Controlling blood sugar levels with a glycopolymersome

Abstract

Diabetes mellitus is a group of metabolic disorders with lifelong high blood sugar levels. Patients with diabetes must give themselves shots of insulin and/or other medication every day, usually accompanying poor blood sugar control and patient compliance. To meet this important challenge, we propose a noninsulin and drug-free strategy for long-acting regulation of blood sugar levels using a glycopolymersome that can reversibly sop up and squeeze out glucose in the blood stream.
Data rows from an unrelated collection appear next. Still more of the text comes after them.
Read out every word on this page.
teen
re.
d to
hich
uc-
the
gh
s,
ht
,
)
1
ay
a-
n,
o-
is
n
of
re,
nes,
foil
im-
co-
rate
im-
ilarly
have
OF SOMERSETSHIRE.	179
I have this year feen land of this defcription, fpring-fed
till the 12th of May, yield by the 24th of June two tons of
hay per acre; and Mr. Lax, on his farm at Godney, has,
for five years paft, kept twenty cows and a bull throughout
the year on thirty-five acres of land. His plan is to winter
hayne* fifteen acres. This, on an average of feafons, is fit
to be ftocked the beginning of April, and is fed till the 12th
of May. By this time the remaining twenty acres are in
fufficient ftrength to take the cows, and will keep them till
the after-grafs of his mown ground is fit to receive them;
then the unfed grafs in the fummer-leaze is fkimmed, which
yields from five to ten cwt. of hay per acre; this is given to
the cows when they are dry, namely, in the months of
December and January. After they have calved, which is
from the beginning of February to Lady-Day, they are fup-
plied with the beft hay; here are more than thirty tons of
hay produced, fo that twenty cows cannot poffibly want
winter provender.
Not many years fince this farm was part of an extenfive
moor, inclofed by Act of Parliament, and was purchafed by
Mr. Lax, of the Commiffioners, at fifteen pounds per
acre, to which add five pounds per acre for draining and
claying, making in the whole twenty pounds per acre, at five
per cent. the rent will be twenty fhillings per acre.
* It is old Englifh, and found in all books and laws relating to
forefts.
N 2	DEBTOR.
This glycopolymersome is self-assembled using a sugar and phenylboronic acid derivative-containing copolymer, poly(ethylene oxide)-block-poly[(7-(2-methacryloyloxyethoxy)-4-methylcoumarin)-stat-3-acrylamidophenylboronic acid-stat-N-acryloyl glucosamine] [PEO-b-P(CMA-stat-AAPBA-stat-AGA)]. As its AAPBA moiety dynamically binds to its glucosyl moiety and glucose in the blood stream, this glycopolymersome can function as a glucose storage device by reversibly substituting sugar: AAPBA actively tucks away extra glucose, releasing it gradually as the body needs it. Accordingly, it swells or shrinks in size at high/low glucose levels. In vitro, the critical glucose concentration for the handover between the uptake and the release is around 100 mg dL−1, which matches with normal human blood sugar levels (70–110 mg dL−1). In vivo, this displays excellent long-acting antidiabetic effects towards type 2 diabetic mice within 30 h upon one shot, showing no side effects. Overall, this ‘controlling sugar with sugar’ concept holds promise for designing a range of new nanosized devices to regulate blood sugar levels without medication.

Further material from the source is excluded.